Highlights & Insights¶
- Elegant theoretical explanation of KD from a unified Bayesian perspective: teacher supervision as a Gibbs prior and distillation as MAP inference.
- Laplace approximation yields the \(-\frac{d}{2}\log\beta\) regularization term, naturally preventing extreme values of \(\beta\).
- Exploration of the energy function design space provides useful practical guidelines: Cosine-Probs is the most effective.
- Logical consistency from theoretical derivation to implementation.
Limitations & Future Work¶
- The instance-level uncertainty network adds parameters and computational overhead.
- Experiments are primarily based on MobileVLM; validation with larger-scale teachers is limited.
- Laplace approximation assumes local quadratic approximation, which may be imprecise for non-convex losses.

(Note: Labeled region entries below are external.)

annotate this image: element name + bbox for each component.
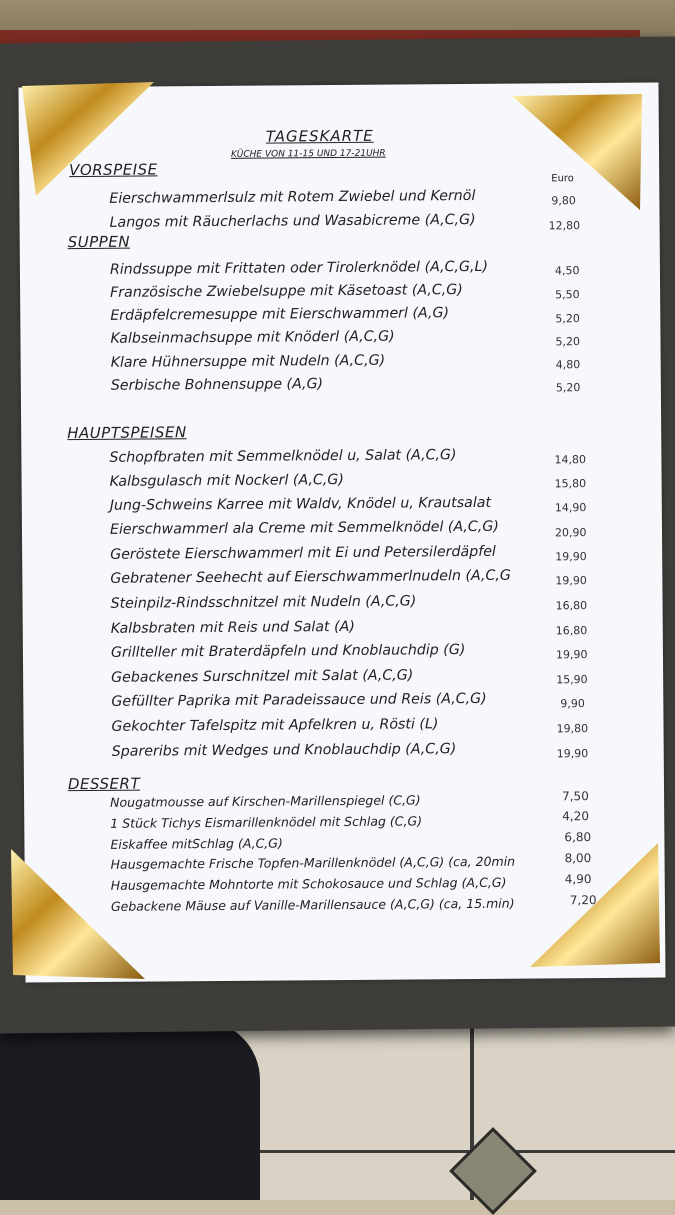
menu-item: Kalbseinmachsuppe mit Knöderl (A,C,G) [110,328,395,347]
menu-item: Hausgemachte Mohntorte mit Schokosauce und Schlag (A,C,G) [110,874,507,893]
menu-item-price: 5,20 [555,335,581,349]
menu-item-price: 20,90 [554,526,587,540]
menu-item: Serbische Bohnensuppe (A,G) [110,376,324,394]
menu-item-price: 19,90 [555,550,587,564]
menu-item-price: 16,80 [555,624,588,638]
menu-title: TAGESKARTE [265,126,374,146]
menu-item: Eiskaffee mitSchlag (A,C,G) [110,835,283,852]
menu-item-price: 9,80 [551,194,576,208]
menu-item: Erdäpfelcremesuppe mit Eierschwammerl (A,G) [110,305,450,324]
menu-item: Hausgemachte Frische Topfen-Marillenknödel (A,C,G) (ca, 20min [110,853,516,872]
menu-item-price: 7,50 [562,789,589,804]
menu-item: Spareribs mit Wedges und Knoblauchdip (A,C,G) [111,741,457,760]
menu-item-price: 4,20 [562,809,590,824]
menu-item-price: 4,80 [555,358,581,372]
gold-photo-corner [5,845,155,995]
menu-item-price: 4,50 [554,264,580,278]
menu-item: Schopfbraten mit Semmelknödel u, Salat (A,C,G) [109,447,457,466]
tile-grout [230,1150,675,1153]
menu-item: Eierschwammerlsulz mit Rotem Zwiebel und Kernöl [109,187,476,207]
menu-item-price: 15,90 [556,673,588,687]
menu-item: Gekochter Tafelspitz mit Apfelkren u, Rösti (L) [111,716,439,735]
menu-item-price: 14,80 [554,453,586,467]
menu-item: Rindssuppe mit Frittaten oder Tirolerknödel (A,C,G,L) [109,258,489,278]
section-heading-suppen: SUPPEN [67,232,131,252]
gold-photo-corner [14,78,164,228]
menu-item-price: 8,00 [564,851,592,866]
menu-item: Französische Zwiebelsuppe mit Käsetoast (A,C,G) [110,282,463,301]
menu-item-price: 4,90 [564,872,592,887]
menu-item-price: 16,80 [555,599,588,613]
menu-item: Gebratener Seehecht auf Eierschwammerlnudeln (A,C,G [110,567,511,587]
menu-item-price: 19,90 [555,574,587,588]
menu-item: Gebackene Mäuse auf Vanille-Marillensauce (A,C,G) (ca, 15.min) [110,895,515,914]
menu-item-price: 6,80 [564,830,592,845]
section-heading-vorspeise: VORSPEISE [69,160,158,180]
section-heading-dessert: DESSERT [67,774,141,794]
menu-item-price: 5,50 [555,288,580,302]
menu-hours: KÜCHE VON 11-15 UND 17-21UHR [230,148,386,160]
dark-fabric [0,1020,260,1200]
menu-item: Gebackenes Surschnitzel mit Salat (A,C,G) [111,667,414,686]
menu-item: Kalbsbraten mit Reis und Salat (A) [110,618,355,637]
menu-item-price: 12,80 [548,219,581,233]
menu-item: Grillteller mit Braterdäpfeln und Knoblauchdip (G) [110,642,466,661]
menu-item-price: 19,90 [556,747,589,761]
menu-item: Eierschwammerl ala Creme mit Semmelknödel (A,C,G) [109,518,499,538]
menu-item: Klare Hühnersuppe mit Nudeln (A,C,G) [110,352,386,371]
currency-label: Euro [551,173,574,185]
menu-item: Jung-Schweins Karree mit Waldv, Knödel u, Krautsalat [109,494,492,514]
menu-item-price: 5,20 [555,381,581,395]
menu-item: 1 Stück Tichys Eismarillenknödel mit Schlag (C,G) [110,813,423,831]
menu-item: Nougatmousse auf Kirschen-Marillenspiegel (C,G) [110,792,421,810]
section-heading-hauptspeisen: HAUPTSPEISEN [67,423,187,443]
menu-item-price: 14,90 [554,501,587,515]
menu-item: Geröstete Eierschwammerl mit Ei und Petersilerdäpfel [110,543,496,563]
menu-item-price: 7,20 [569,893,597,908]
gold-photo-corner [520,835,670,985]
menu-item-price: 9,90 [560,697,585,711]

- Integration with newer base models (e.g., Qwen2.5-VL) has not been verified.
Related Work & Insights¶
- Related to multi-task uncertainty weighting by Kendall & Gal, but generalized to arbitrary distillation losses.
- Multimodal KD methods like LLaVA-KD and Align-KD could benefit from this approach.
- Unlike BayesKD, which focuses on model parameter uncertainty, Beta-KD focuses on activation uncertainty.
Rating¶
- Novelty: ⭐⭐⭐⭐ Innovative theoretical framework using Gibbs prior and Laplace approximation.
- Experimental Thoroughness: ⭐⭐⭐⭐ Multiple loss combinations, two granularities, and 6 benchmarks.
- Writing Quality: ⭐⭐⭐⭐ Clear and rigorous theoretical derivation.
- Value: ⭐⭐⭐⭐ Automatic loss balancing is highly practical for large model KD.